Around 1 in 20 people who take prednisolone will experience changes in their mental state, such as depression or hallucinations. Contact your GP as soon as possible if you notice any changes in your thoughts or behaviour.
Other side effects can include weight gain, acne, stomach ulcers and osteoporosis, although these should improve as your dose is decreased. Read more about the side effects of corticosteroids.
Disease-modifying anti-rheumatic drugs (DMARDs)
If your symptoms persist despite treatment with NSAIDs and/or corticosteroids, you may be prescribed a medication known as a disease-modifying anti-rheumatic drug (DMARD).
Like corticosteroids, DMARDs work by blocking the effects of some of the chemicals your immune system uses to trigger inflammation.
It can take a few months before you notice a DMARD working, so it’s important to keep taking medication even if you don’t see immediate results.
A DMARD called sulfasalazine is usually the preferred option. Common side effects of sulfasalazine include feeling sick, loss of appetite and headaches, although these usually improve once your body gets used to the medication.

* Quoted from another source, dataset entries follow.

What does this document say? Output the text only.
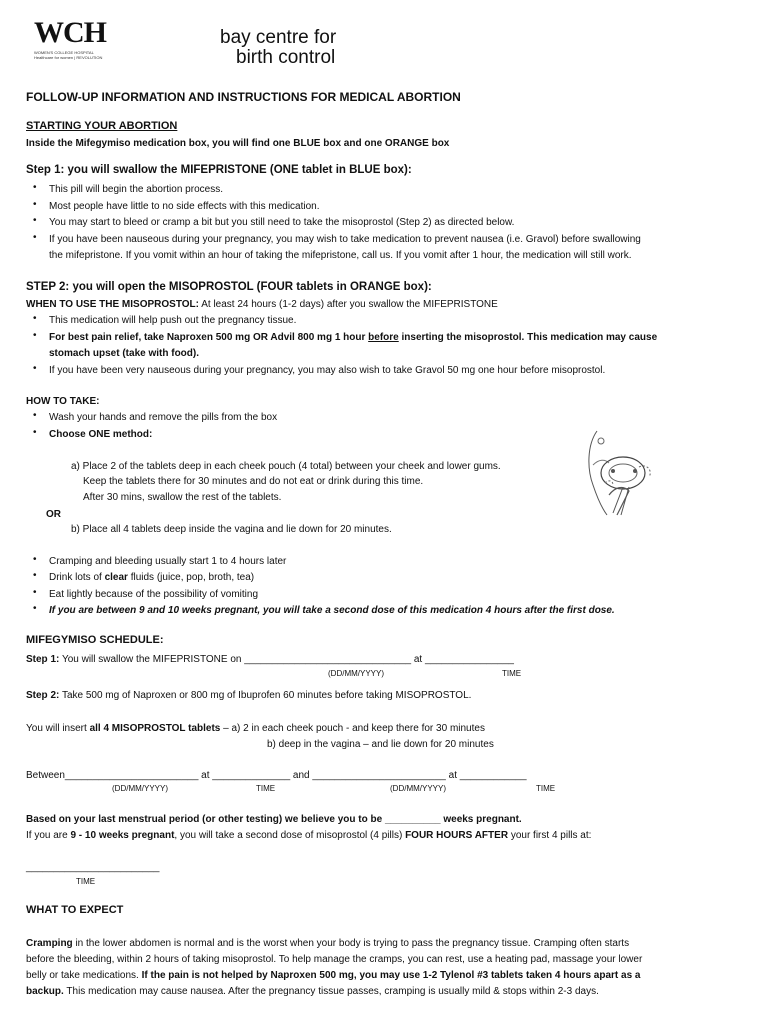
WCH
WOMEN'S COLLEGE HOSPITAL
Healthcare for women | REVOLUTION
bay centre for
birth control
FOLLOW-UP INFORMATION AND INSTRUCTIONS FOR MEDICAL ABORTION
STARTING YOUR ABORTION
Inside the Mifegymiso medication box, you will find one BLUE box and one ORANGE box
Step 1: you will swallow the MIFEPRISTONE (ONE tablet in BLUE box):
• This pill will begin the abortion process.
• Most people have little to no side effects with this medication.
• You may start to bleed or cramp a bit but you still need to take the misoprostol (Step 2) as directed below.
• If you have been nauseous during your pregnancy, you may wish to take medication to prevent nausea (i.e. Gravol) before swallowing
the mifepristone. If you vomit within an hour of taking the mifepristone, call us. If you vomit after 1 hour, the medication will still work.
STEP 2: you will open the MISOPROSTOL (FOUR tablets in ORANGE box):
WHEN TO USE THE MISOPROSTOL: At least 24 hours (1-2 days) after you swallow the MIFEPRISTONE
• This medication will help push out the pregnancy tissue.
• For best pain relief, take Naproxen 500 mg OR Advil 800 mg 1 hour before inserting the misoprostol. This medication may cause
stomach upset (take with food).
• If you have been very nauseous during your pregnancy, you may also wish to take Gravol 50 mg one hour before misoprostol.
HOW TO TAKE:
• Wash your hands and remove the pills from the box
• Choose ONE method:
a) Place 2 of the tablets deep in each cheek pouch (4 total) between your cheek and lower gums.
Keep the tablets there for 30 minutes and do not eat or drink during this time.
After 30 mins, swallow the rest of the tablets.
OR
b) Place all 4 tablets deep inside the vagina and lie down for 20 minutes.
• Cramping and bleeding usually start 1 to 4 hours later
• Drink lots of clear fluids (juice, pop, broth, tea)
• Eat lightly because of the possibility of vomiting
• If you are between 9 and 10 weeks pregnant, you will take a second dose of this medication 4 hours after the first dose.
MIFEGYMISO SCHEDULE:
Step 1: You will swallow the MIFEPRISTONE on ______________________________ at ________________
(DD/MM/YYYY)	TIME
Step 2: Take 500 mg of Naproxen or 800 mg of Ibuprofen 60 minutes before taking MISOPROSTOL.
You will insert all 4 MISOPROSTOL tablets – a) 2 in each cheek pouch - and keep there for 30 minutes
b) deep in the vagina – and lie down for 20 minutes
Between________________________ at ______________ and ________________________ at ____________
(DD/MM/YYYY)	TIME	(DD/MM/YYYY)	TIME
Based on your last menstrual period (or other testing) we believe you to be __________ weeks pregnant.
If you are 9 - 10 weeks pregnant, you will take a second dose of misoprostol (4 pills) FOUR HOURS AFTER your first 4 pills at:
________________________
TIME
WHAT TO EXPECT
Cramping in the lower abdomen is normal and is the worst when your body is trying to pass the pregnancy tissue. Cramping often starts
before the bleeding, within 2 hours of taking misoprostol. To help manage the cramps, you can rest, use a heating pad, massage your lower
belly or take medications. If the pain is not helped by Naproxen 500 mg, you may use 1-2 Tylenol #3 tablets taken 4 hours apart as a
backup. This medication may cause nausea. After the pregnancy tissue passes, cramping is usually mild & stops within 2-3 days.
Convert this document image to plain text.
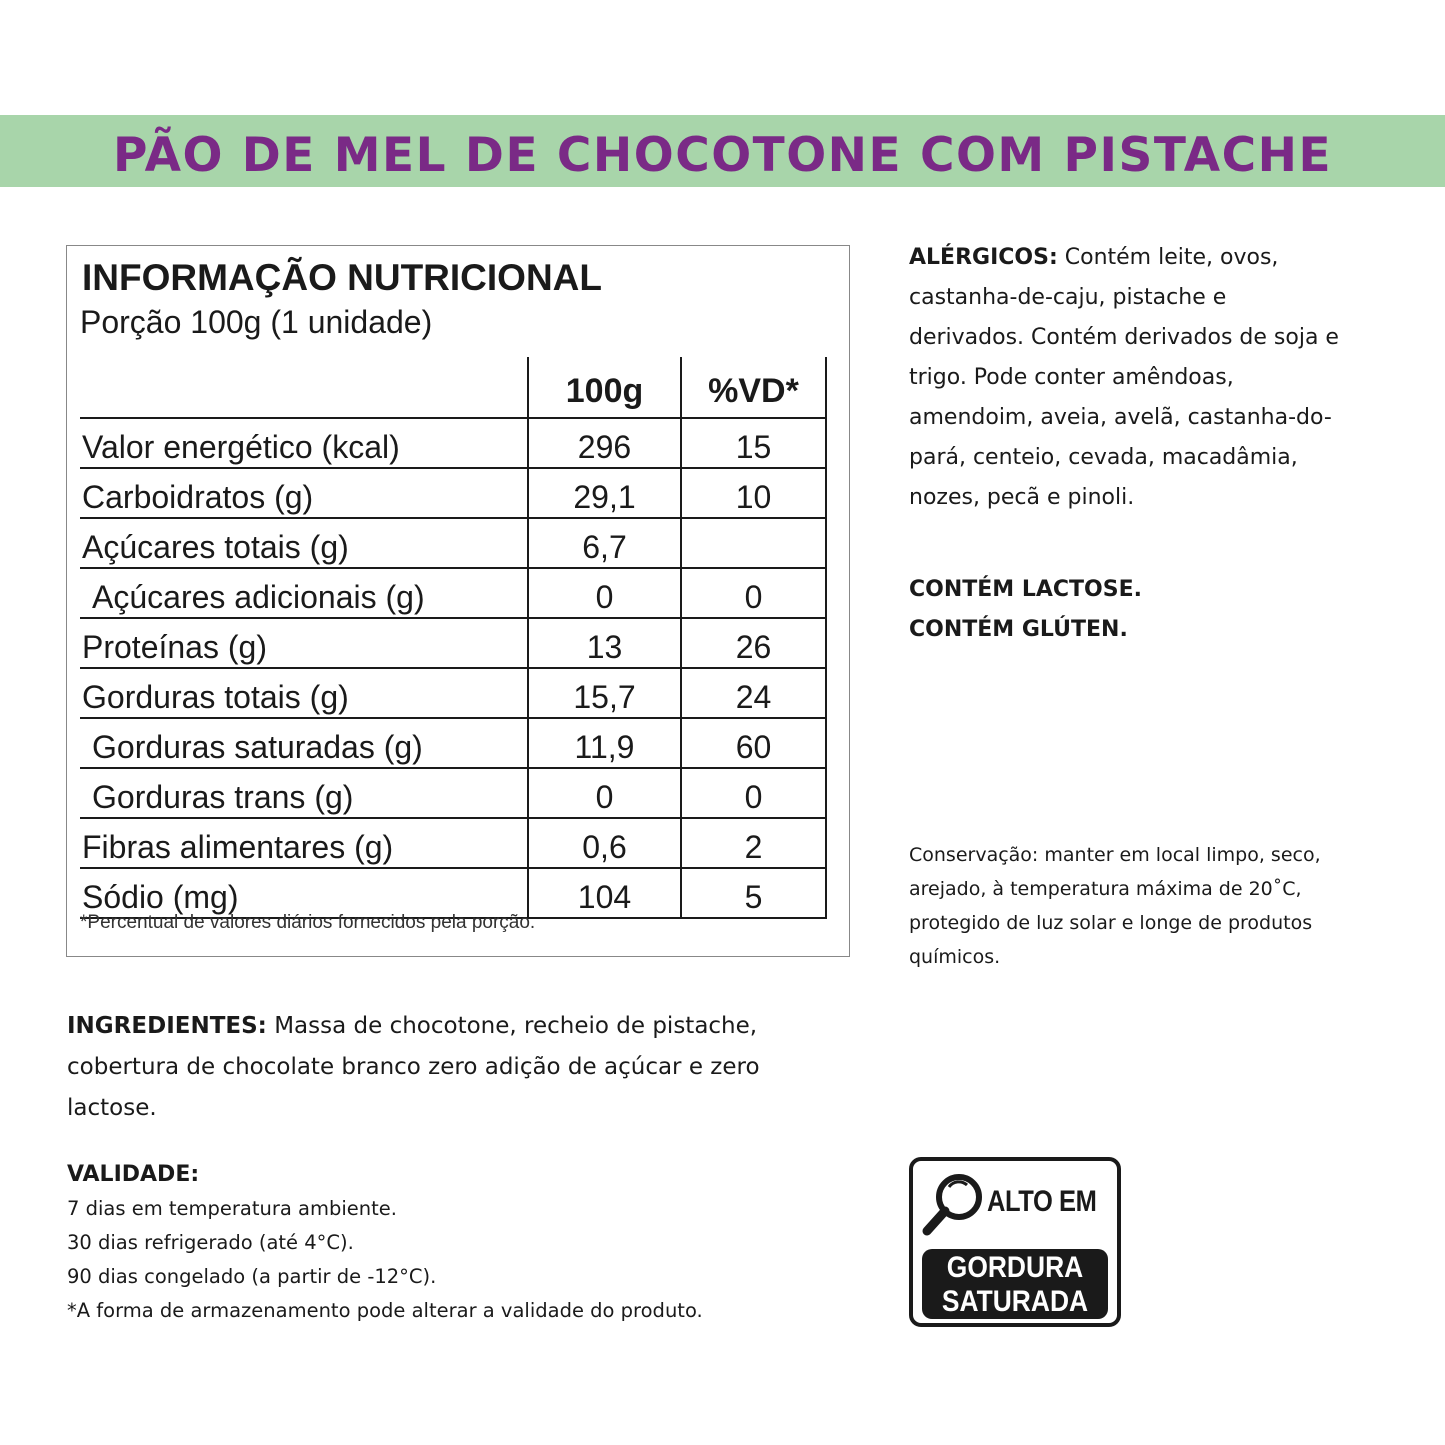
PÃO DE MEL DE CHOCOTONE COM PISTACHE
INFORMAÇÃO NUTRICIONAL
Porção 100g (1 unidade)
	100g	%VD*
Valor energético (kcal)	296	15
Carboidratos (g)	29,1	10
Açúcares totais (g)	6,7	
Açúcares adicionais (g)	0	0
Proteínas (g)	13	26
Gorduras totais (g)	15,7	24
Gorduras saturadas (g)	11,9	60
Gorduras trans (g)	0	0
Fibras alimentares (g)	0,6	2
Sódio (mg)	104	5
*Percentual de valores diários fornecidos pela porção.
ALÉRGICOS: Contém leite, ovos, castanha-de-caju, pistache e derivados. Contém derivados de soja e trigo. Pode conter amêndoas, amendoim, aveia, avelã, castanha-do-pará, centeio, cevada, macadâmia, nozes, pecã e pinoli.
CONTÉM LACTOSE.
CONTÉM GLÚTEN.
Conservação: manter em local limpo, seco, arejado, à temperatura máxima de 20˚C, protegido de luz solar e longe de produtos químicos.
INGREDIENTES: Massa de chocotone, recheio de pistache, cobertura de chocolate branco zero adição de açúcar e zero lactose.
VALIDADE:
7 dias em temperatura ambiente.
30 dias refrigerado (até 4°C).
90 dias congelado (a partir de -12°C).
*A forma de armazenamento pode alterar a validade do produto.
ALTO EM
GORDURA
SATURADA
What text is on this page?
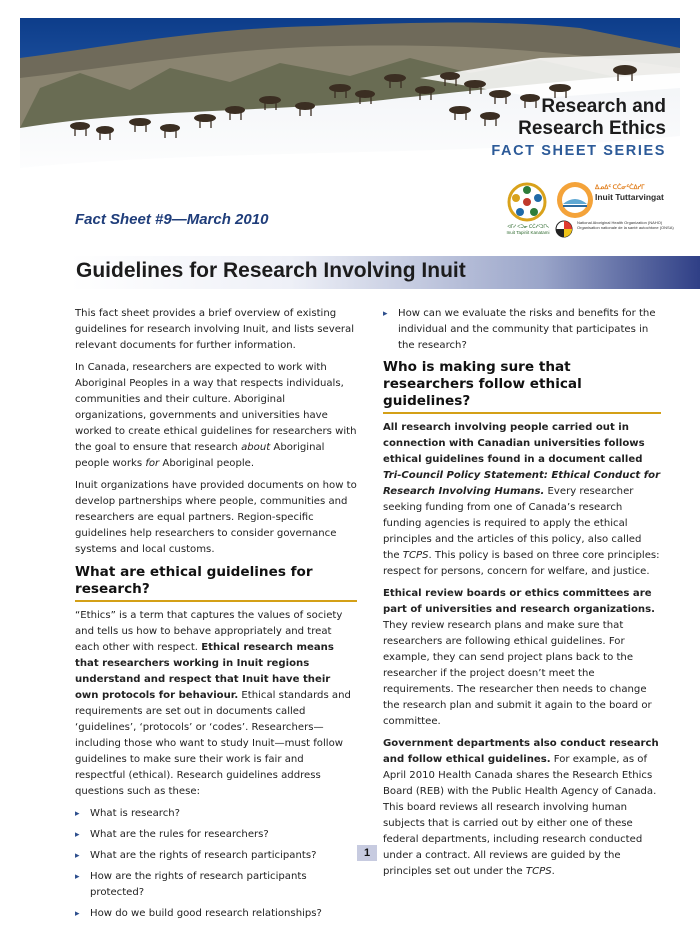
Research and
Research Ethics
FACT SHEET SERIES
Fact Sheet #9—March 2010	ᐊᒥᓯ ᐸᑐᓂ ᑕᑖᓯᑦᑐᒥᓴ Inuit Tapiriit Kanatami
ᐃᓄᐃᑦ ᑕᑖᓂᑦᑖᐃᓯᒥ
Inuit Tuttarvingat
National Aboriginal Health Organization (NAHO) Organisation nationale de la santé autochtone (ONSA)
Guidelines for Research Involving Inuit

This fact sheet provides a brief overview of existing guidelines for research involving Inuit, and lists several relevant documents for further information.

In Canada, researchers are expected to work with Aboriginal Peoples in a way that respects individuals, communities and their culture. Aboriginal organizations, governments and universities have worked to create ethical guidelines for researchers with the goal to ensure that research about Aboriginal people works for Aboriginal people.

Inuit organizations have provided documents on how to develop partnerships where people, communities and researchers are equal partners. Region-specific guidelines help researchers to consider governance systems and local customs.

What are ethical guidelines for research?

“Ethics” is a term that captures the values of society and tells us how to behave appropriately and treat each other with respect. Ethical research means that researchers working in Inuit regions understand and respect that Inuit have their own protocols for behaviour. Ethical standards and requirements are set out in documents called ‘guidelines’, ‘protocols’ or ‘codes’. Researchers—including those who want to study Inuit—must follow guidelines to make sure their work is fair and respectful (ethical). Research guidelines address questions such as these:

▸ What is research?
▸ What are the rules for researchers?
▸ What are the rights of research participants?
▸ How are the rights of research participants protected?
▸ How do we build good research relationships?
▸ How can we evaluate the risks and benefits for the individual and the community that participates in the research?
Who is making sure that researchers follow ethical guidelines?

All research involving people carried out in connection with Canadian universities follows ethical guidelines found in a document called Tri-Council Policy Statement: Ethical Conduct for Research Involving Humans. Every researcher seeking funding from one of Canada’s research funding agencies is required to apply the ethical principles and the articles of this policy, also called the TCPS. This policy is based on three core principles: respect for persons, concern for welfare, and justice.

Ethical review boards or ethics committees are part of universities and research organizations. They review research plans and make sure that researchers are following ethical guidelines. For example, they can send project plans back to the researcher if the project doesn’t meet the requirements. The researcher then needs to change the research plan and submit it again to the board or committee.

Government departments also conduct research and follow ethical guidelines. For example, as of April 2010 Health Canada shares the Research Ethics Board (REB) with the Public Health Agency of Canada. This board reviews all research involving human subjects that is carried out by either one of these federal departments, including research conducted under a contract. All reviews are guided by the principles set out under the TCPS.

1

DMARDs may also cause changes in your blood or liver, so it’s important to have regular blood tests while taking these medicines.
Self-care
Taking a proactive role in treatment is an important part of getting better. This process is called self-management.
Self-care for reactive arthritis includes making sure food is stored at proper temperatures and cooked properly. This helps prevent food borne bacteria that can cause it. Some sexually transmitted infections can trigger reactive arthritis. Using condoms may lower your risk.
Staying physically active is the key to keeping joints flexible. Too little movement can lead to joint stiffness. Strong muscles help protect joints. But it’s important to talk to a doctor before beginning an exercise program. Managing weight, eating a nutritious diet and getting a good balance of rest and activity each day are important, too.
Preventing Reactive Arthritis
The most effective way to reduce your risk of reactive arthritis is to avoid the STIs and bowel infections that most commonly cause the condition.
The most effective way of preventing STIs is to always use a barrier method of contraception, such as a condom, during sex with a new partner.